Time to make a little more room for compliance

Spending on data management and storage technology is expected to grow dramatically within the next two years due to rising market transactions and the growing burden to comply with industry regulations.

In Europe and the U.S. alone, spending could reach more than US$2 billion.

Financial services institutions are under increasing pressure to ensure appropriate infrastructures are in place to handle a data deluge, according a recent study Datamonitor PLC, a U.K.-based market analysis firm.

“There is a critical need for storage on one hand and relevant analytics on the other,” says Amit Shah, financial services technology analyst with Datamonitor and author of the report title: The Growing Significance of Market Data within Financial Markets.

Spending by European and U.S. hedge fund management firms (buy side companies) on front office market data infrastructure is set to reach US$484 million by 2009. Expenditure by investments banks (sell side firms) will spike to US$1.9 billion during the same period, Shah said.

Although the report covered only U.S. and European markets, Shah said results also reflect industry realities in Canada. “Since the U.S. is a very close trading partner Canada, firms in the country should monitor and learn from any trends and market changes happening south of the border.”

Data volume in the industry almost doubles in size every year world wide, according to one Canadian technology analyst.

Market data volume is growing in excess of 40 per cent each year said George Goodall, senior research analyst for Info-Tech Research Group, in London, Ont.
“Data is doubling every 2.4 years. Storage has to keep pace, but providers also need to keep the rate of storage price down,” Goodall said.

One of the factors fueling market data growth, Shah said, is the increasing need of institutions to comply with rules set up by various regulatory bodies.

For instance, he said, upcoming directives such as Regulation National Market Systems (Reg NMS) promulgated by the U.S. Security and Exchange Commission and the Markets in Financial Instruments Directive (MiFiD) in Europe will require firms to store data for up to a period of five years for accountability and investigation purposes.

Goodall said stored data is not limited to transaction information. Increasingly electronic correspondence between financial firms and their clients are also being kept in storage. “In the past e-mails and unstructured communications were viewed as letters which were not necessarily critical in investigations. Today they are viewed as possible evidence in case of litigation.”

 Data growth is also pushed to extreme levels by automation and the increasing use of algorithmic trading.
Algorithmic trading is the use of advanced mathematical models to aid transaction decisions in financial markets. Experiencing a steady popularity in the U.S. and other regions, the method has made it easier and faster to execute a greater volume of transactions.

Electronic options, auto-quoting, program trading and even involvement of some banks in so called “off-book” trading (moving shares they are holding for customers who want to buy and sell without going through the exchanges) also contribute to the volume.

So what sort of technology with financial firms be considering in the near future?

Goodall foresees a move towards “larger and faster” storage and improved information life cycle management tools.

Vendors will continue to explore different approaches such as storage networks and virtualization to handle data.

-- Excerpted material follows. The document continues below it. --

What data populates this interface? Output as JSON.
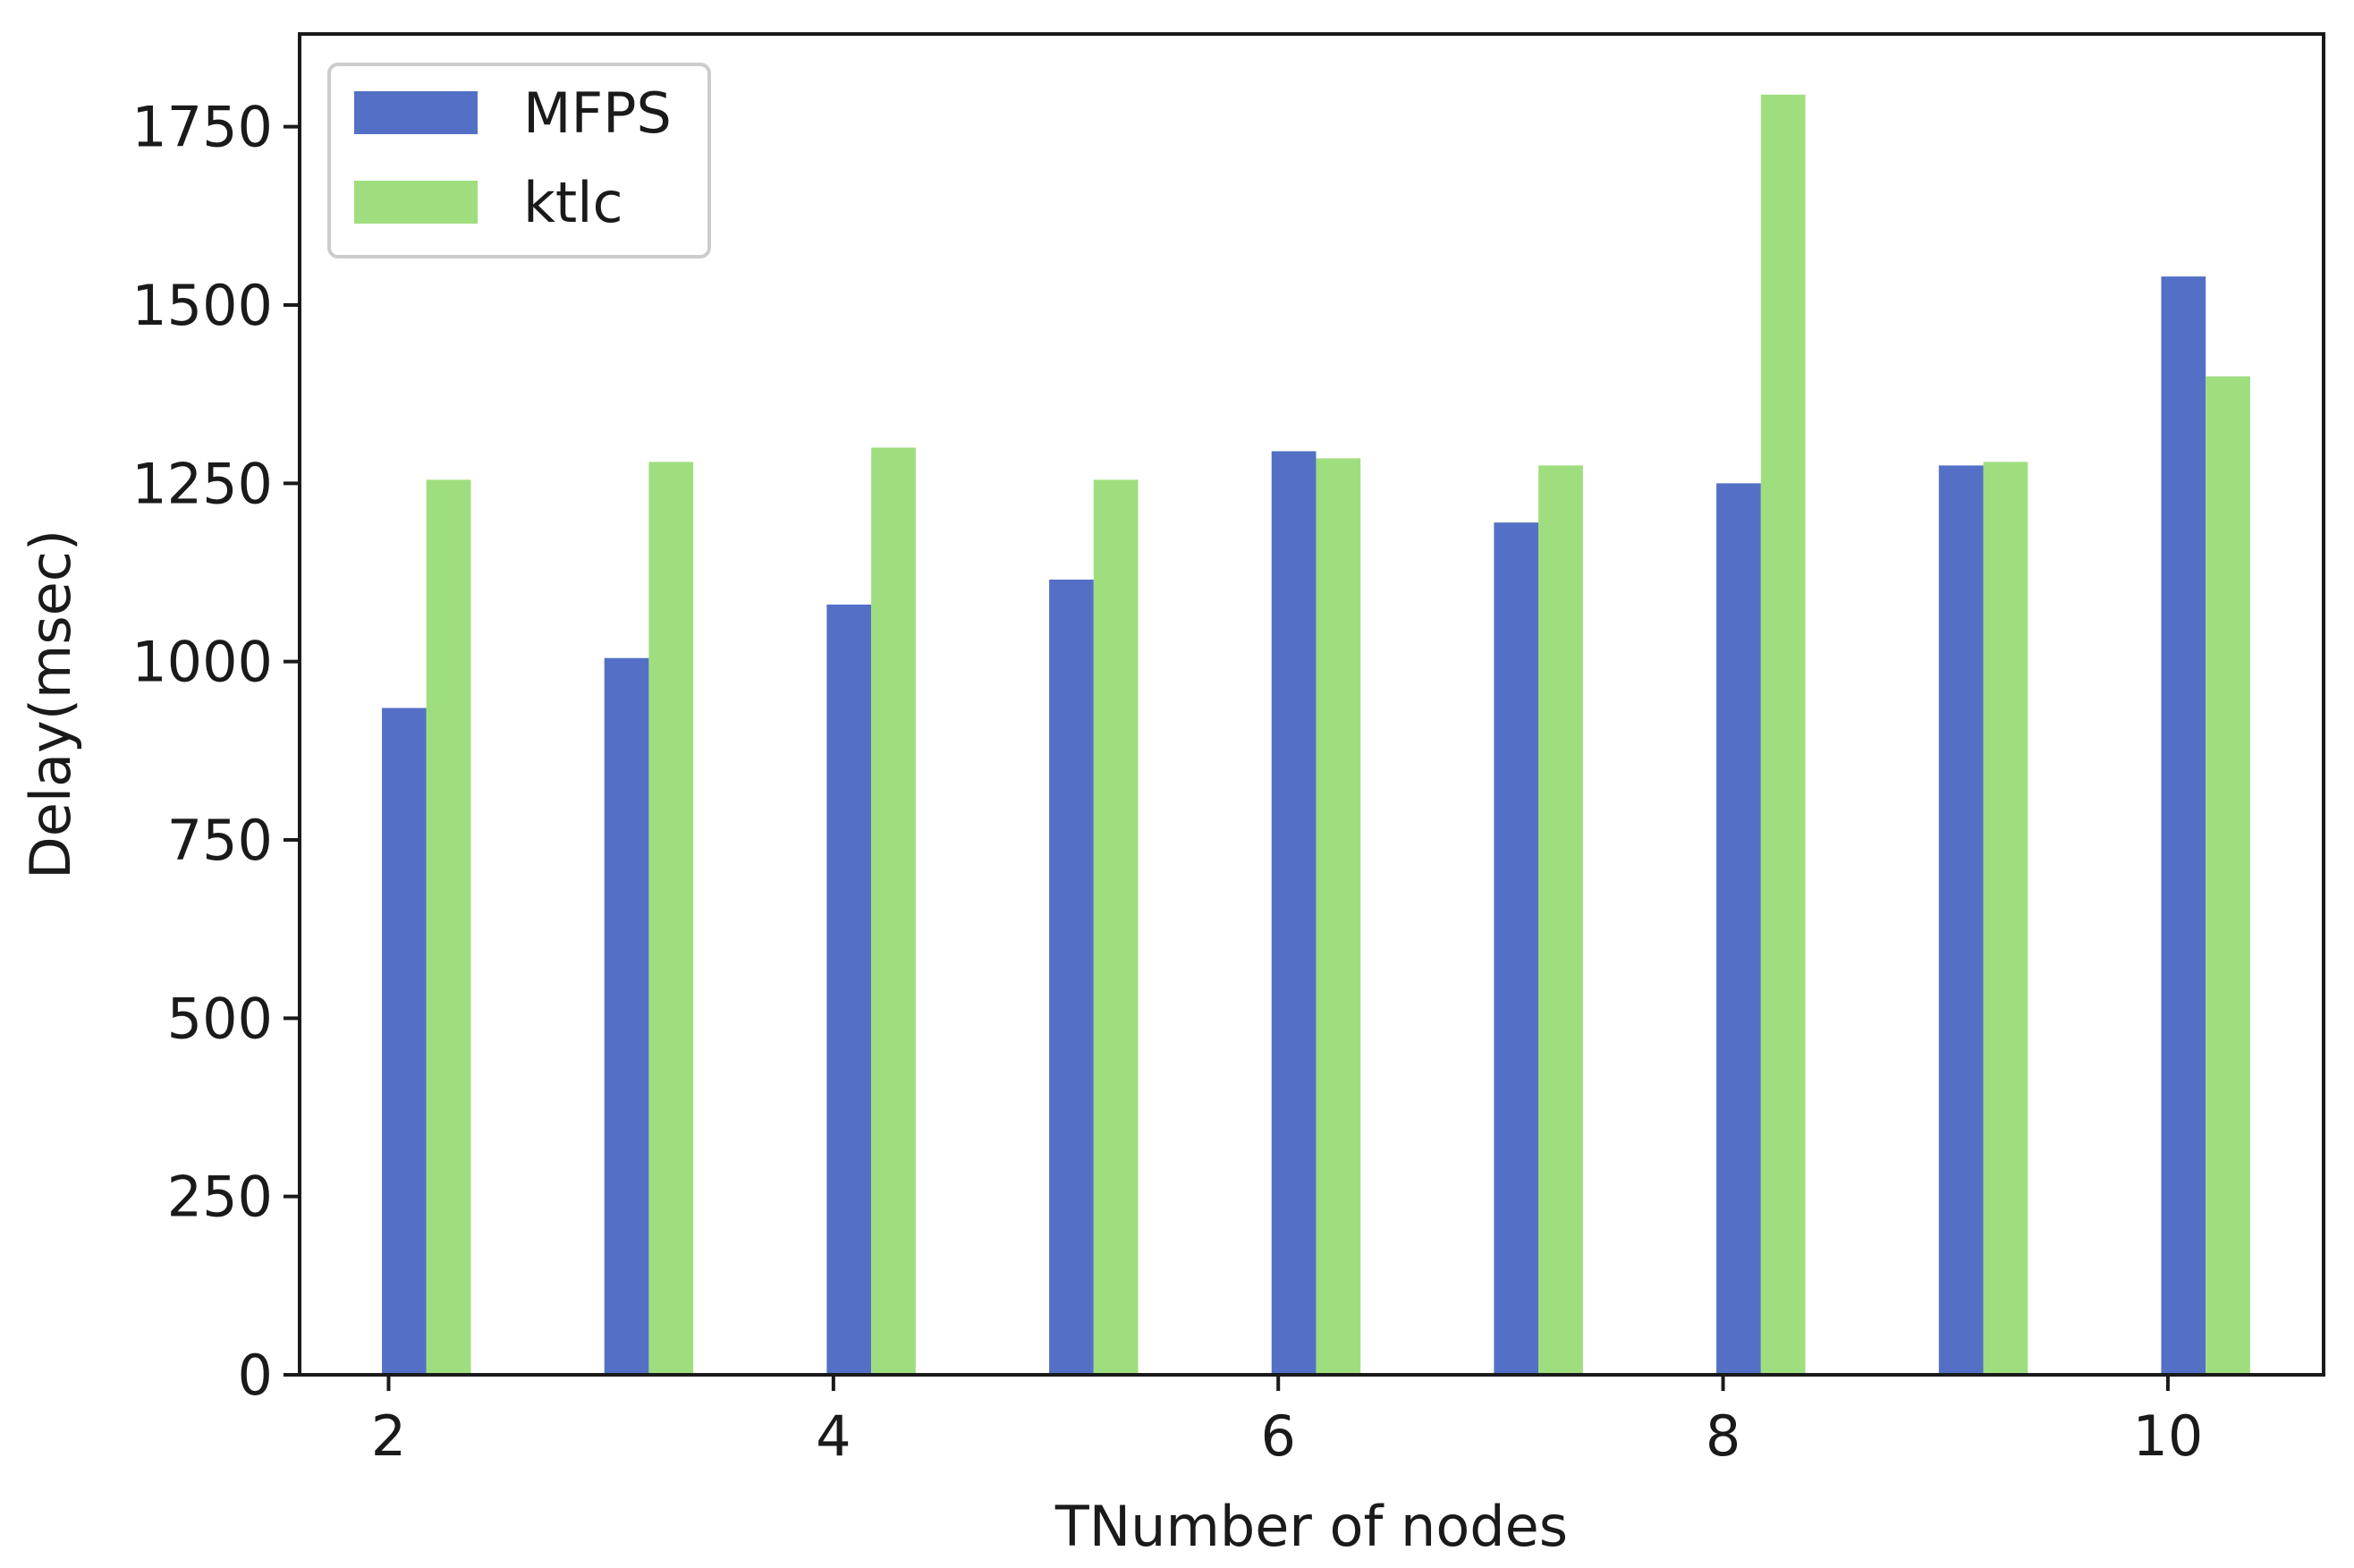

“Data back-up will become critical for regulatory and business resumption plan purposes.”

He said systems that can provide flexibility and intelligence in setting auto back-up policies and metrics will be in demand.

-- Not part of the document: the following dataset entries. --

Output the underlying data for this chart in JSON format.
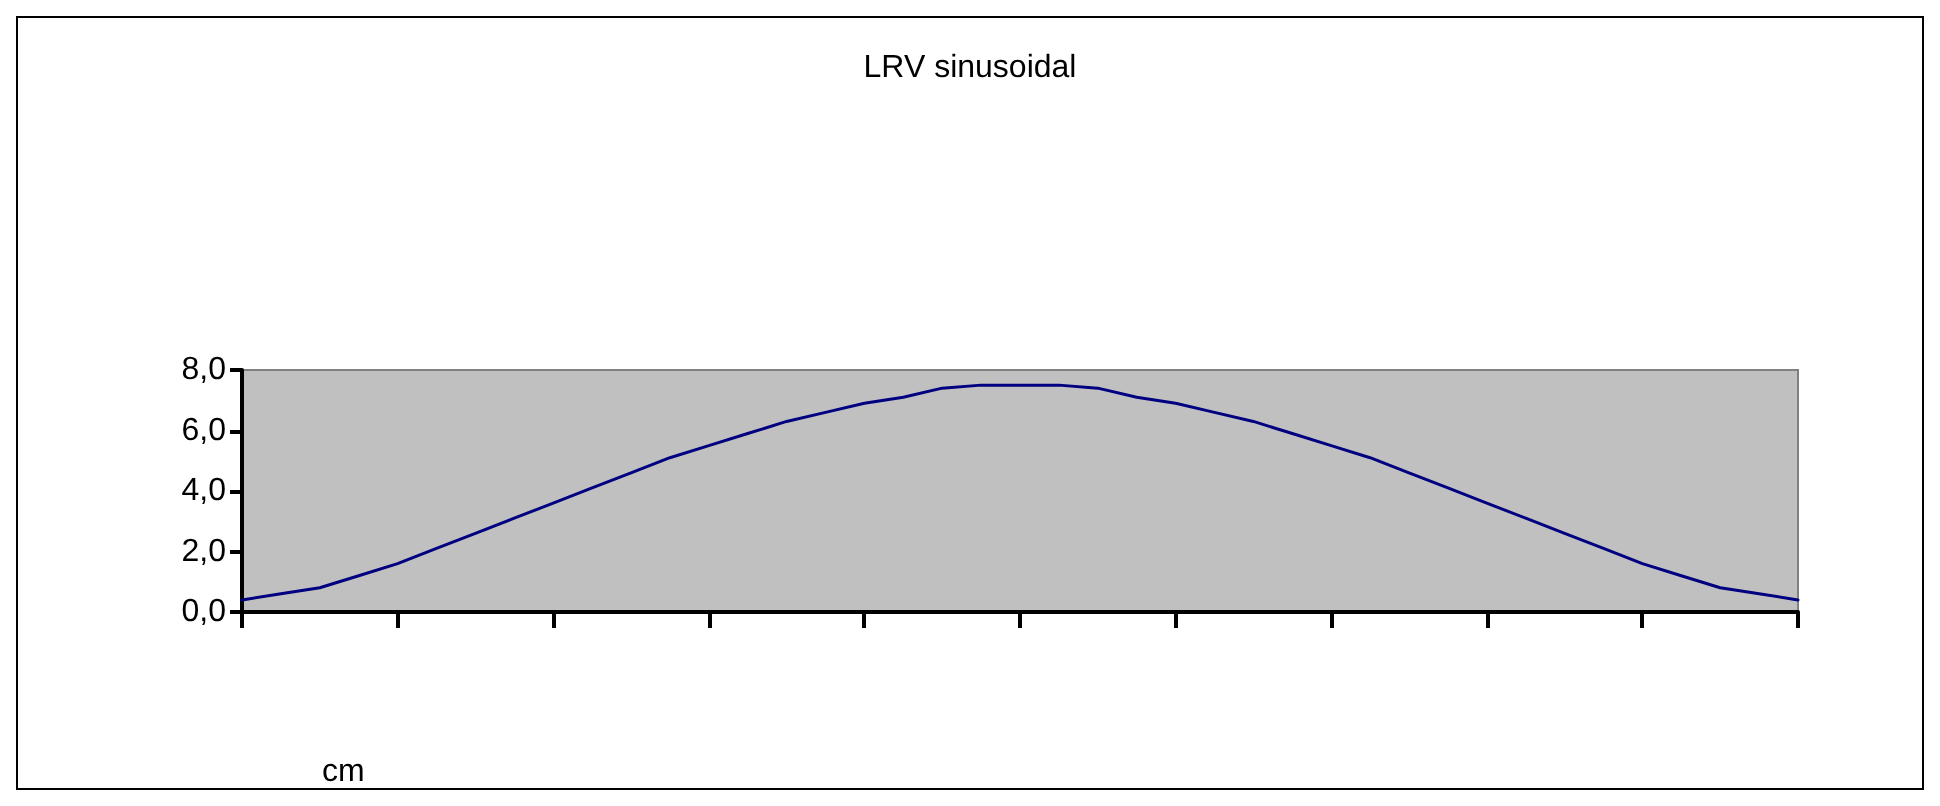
{
  "chart_data": {
    "type": "line",
    "title": "LRV sinusoidal",
    "xlabel": "cm",
    "categories": [
      null,
      null,
      null,
      null,
      null,
      null,
      null,
      null,
      null,
      null,
      null,
      null,
      null,
      null,
      null,
      null,
      null,
      null,
      null,
      null,
      null,
      null,
      null,
      null,
      null,
      null,
      null,
      null,
      null,
      null,
      null,
      null,
      null,
      null,
      null,
      null,
      null,
      null,
      null,
      null,
      null
    ],
    "series": [
      {
        "color": "#000080",
        "values": [
          0.4,
          0.6,
          0.8,
          1.2,
          1.6,
          2.1,
          2.6,
          3.1,
          3.6,
          4.1,
          4.6,
          5.1,
          5.5,
          5.9,
          6.3,
          6.6,
          6.9,
          7.1,
          7.4,
          7.5,
          7.5,
          7.5,
          7.4,
          7.1,
          6.9,
          6.6,
          6.3,
          5.9,
          5.5,
          5.1,
          4.6,
          4.1,
          3.6,
          3.1,
          2.6,
          2.1,
          1.6,
          1.2,
          0.8,
          0.6,
          0.4
        ]
      }
    ],
    "ylim": [
      0,
      8
    ],
    "yticks": [
      {
        "value": 0,
        "label": "0,0"
      },
      {
        "value": 2,
        "label": "2,0"
      },
      {
        "value": 4,
        "label": "4,0"
      },
      {
        "value": 6,
        "label": "6,0"
      },
      {
        "value": 8,
        "label": "8,0"
      }
    ],
    "tick_labels": "y",
    "grid": false,
    "marker": "none",
    "line_style": "solid"
  }
}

These tools will need to enable users to set recovery point objectives (at which point of an operation will data be backed up) and recovery time objectives (the speed it takes for the system to make the backed-up data available for use).

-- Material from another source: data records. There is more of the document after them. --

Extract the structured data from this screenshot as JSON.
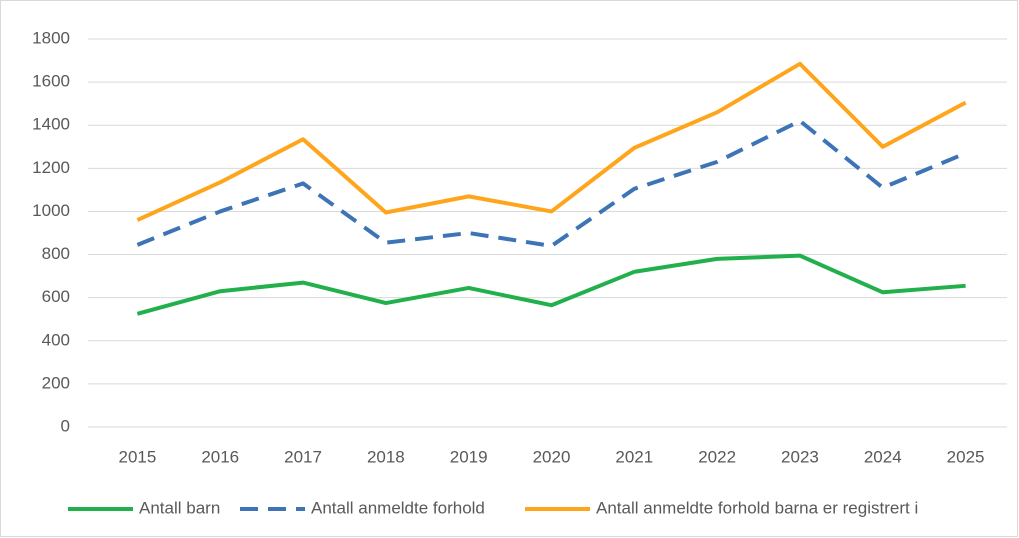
{
  "chart_data": {
    "type": "line",
    "categories": [
      "2015",
      "2016",
      "2017",
      "2018",
      "2019",
      "2020",
      "2021",
      "2022",
      "2023",
      "2024",
      "2025"
    ],
    "series": [
      {
        "name": "Antall barn",
        "color": "#22b04c",
        "line_style": "solid",
        "values": [
          525,
          630,
          670,
          575,
          645,
          565,
          720,
          780,
          795,
          625,
          655
        ]
      },
      {
        "name": "Antall anmeldte forhold",
        "color": "#3d74b6",
        "line_style": "dashed",
        "values": [
          845,
          1000,
          1130,
          855,
          900,
          840,
          1105,
          1230,
          1420,
          1110,
          1270
        ]
      },
      {
        "name": "Antall anmeldte forhold barna er registrert i",
        "color": "#ffa51c",
        "line_style": "solid",
        "values": [
          960,
          1135,
          1335,
          995,
          1070,
          1000,
          1295,
          1460,
          1685,
          1300,
          1505
        ]
      }
    ],
    "ylim": [
      0,
      1800
    ],
    "yticks": [
      0,
      200,
      400,
      600,
      800,
      1000,
      1200,
      1400,
      1600,
      1800
    ],
    "grid": true,
    "legend": "bottom"
  }
}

When deploying data management systems, Shah said, organizations must consider interoperability with existing systems. “When firms have invested heavily on a legacy infrastructure, reusability becomes an issue.

“Investigate if it’s possible to update or ramp up rather than overhaul,” he said.

Some organizations might decide to outsource its data storage and management operations. Shah said these companies must take pains to ensure that their outsourcer is compliant with existing regulations.